Fraser Coppin, co-chair of the Liberal Reform pressure group, suggested some of the membership drop may be those who had joined during the peak of Brexit, but he admitted “there has definitely been some discontent, particularly among the younger members, myself included”.
He said the by-election campaign “was done in such a way that basically, they were just against any kind of new housing being built in the area, and evidently, as a strategy that had some validity because we did win”.
But Mr Coppin, 26, a party member for six or seven years who has put forward a motion supporting housebuilding at the Lib Dem conference next weekend, said: “It was very frustrating to people like myself, who would like to see the party take a more pro-housing stance.
“For me personally, it’s definitely put me off. I’m about as disillusioned with the party as I’ve ever been.
Mr Coppin added: “I don’t think a week goes by without me considering my membership, to be honest. I’m sticking with it for now.”
The Lib Dems are capitalising on the by-election win to target the so-called “blue wall” of southern Conservative seats.
The party has drawn up a “promise breaker” hitlist, targeting 20 of the 317 Conservative MPs in marginal seats, attacking the Tory’s increase in national insurance.

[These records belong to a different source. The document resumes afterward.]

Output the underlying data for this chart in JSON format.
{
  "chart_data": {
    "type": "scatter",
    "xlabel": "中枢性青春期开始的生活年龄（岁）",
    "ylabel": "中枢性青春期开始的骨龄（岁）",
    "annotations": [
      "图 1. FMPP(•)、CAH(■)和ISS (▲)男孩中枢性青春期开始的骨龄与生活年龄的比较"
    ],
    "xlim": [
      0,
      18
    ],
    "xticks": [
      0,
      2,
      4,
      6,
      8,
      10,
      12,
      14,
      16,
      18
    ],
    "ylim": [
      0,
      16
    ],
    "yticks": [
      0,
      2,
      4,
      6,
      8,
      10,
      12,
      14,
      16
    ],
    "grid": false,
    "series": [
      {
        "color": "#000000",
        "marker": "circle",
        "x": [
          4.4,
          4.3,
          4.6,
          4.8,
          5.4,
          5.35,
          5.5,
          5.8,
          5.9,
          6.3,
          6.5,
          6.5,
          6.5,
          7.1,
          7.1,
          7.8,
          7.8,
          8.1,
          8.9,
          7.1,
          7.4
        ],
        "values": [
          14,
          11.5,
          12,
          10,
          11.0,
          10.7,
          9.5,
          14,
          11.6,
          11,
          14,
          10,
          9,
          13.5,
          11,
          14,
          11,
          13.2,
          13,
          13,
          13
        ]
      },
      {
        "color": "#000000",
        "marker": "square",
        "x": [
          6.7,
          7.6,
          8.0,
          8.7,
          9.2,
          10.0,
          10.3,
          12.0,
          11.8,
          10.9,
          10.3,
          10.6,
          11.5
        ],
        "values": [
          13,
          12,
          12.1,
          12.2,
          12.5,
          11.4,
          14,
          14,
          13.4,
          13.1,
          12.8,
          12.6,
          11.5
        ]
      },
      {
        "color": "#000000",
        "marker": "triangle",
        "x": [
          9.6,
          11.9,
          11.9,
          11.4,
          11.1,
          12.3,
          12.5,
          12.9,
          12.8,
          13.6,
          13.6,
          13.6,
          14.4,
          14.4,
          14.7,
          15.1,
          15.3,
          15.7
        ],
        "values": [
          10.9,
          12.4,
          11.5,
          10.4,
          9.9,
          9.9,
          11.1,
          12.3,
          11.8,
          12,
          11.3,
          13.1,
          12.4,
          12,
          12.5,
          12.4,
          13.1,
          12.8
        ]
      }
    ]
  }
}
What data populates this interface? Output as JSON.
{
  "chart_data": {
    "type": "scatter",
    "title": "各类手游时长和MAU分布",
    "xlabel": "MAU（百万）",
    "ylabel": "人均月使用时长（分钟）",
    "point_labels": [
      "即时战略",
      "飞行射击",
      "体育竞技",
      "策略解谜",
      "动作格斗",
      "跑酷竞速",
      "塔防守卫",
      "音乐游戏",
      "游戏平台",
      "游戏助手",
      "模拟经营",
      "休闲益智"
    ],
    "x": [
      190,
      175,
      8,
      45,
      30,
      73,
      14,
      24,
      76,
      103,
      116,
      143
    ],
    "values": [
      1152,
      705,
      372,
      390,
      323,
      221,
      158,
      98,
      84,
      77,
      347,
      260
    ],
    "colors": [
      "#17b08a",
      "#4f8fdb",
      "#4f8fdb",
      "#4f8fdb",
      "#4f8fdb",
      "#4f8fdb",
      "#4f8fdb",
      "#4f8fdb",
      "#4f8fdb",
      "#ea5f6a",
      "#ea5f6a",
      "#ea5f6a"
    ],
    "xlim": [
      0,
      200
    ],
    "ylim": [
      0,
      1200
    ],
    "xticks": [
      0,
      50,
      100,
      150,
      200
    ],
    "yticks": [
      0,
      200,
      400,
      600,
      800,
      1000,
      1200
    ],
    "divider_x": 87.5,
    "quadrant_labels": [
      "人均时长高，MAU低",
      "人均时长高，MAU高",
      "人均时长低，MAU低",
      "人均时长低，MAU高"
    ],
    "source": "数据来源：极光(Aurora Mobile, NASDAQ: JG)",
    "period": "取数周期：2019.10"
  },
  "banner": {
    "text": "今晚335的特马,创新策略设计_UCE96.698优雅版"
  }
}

And Sir Ed warned the Conservatives are “losing touch with their votes across the blue wall”.
Sir Ed previously said planning, among other issues, had prompted a “strong tide of dissatisfaction” across formerly safe Tory seats.
But he insisted he was not a nimby – and houses did need to be built.
He previously said it was wrong to see the debate as “between the wrong homes in the wrong places and no homes at all”.
A Liberal Democrat spokesperson said: “The Liberal Democrats are proud of our historic by-election victory in Chesham and Amersham that forced the Conservatives to drop their undemocratic planning reforms.
“We want to see 300,000 more homes built a year including 100,000 social homes for rent, through an approach that puts local communities not developers first.
“Membership of the party remains at historically high levels despite falling slightly from its peak after the EU referendum. Morale in the Liberal Democrats is high ahead of this year’s autumn conference, with voters across the Blue Wall switching to us from the Conservatives after their manifesto-breaking and unfair tax on young families and workers.”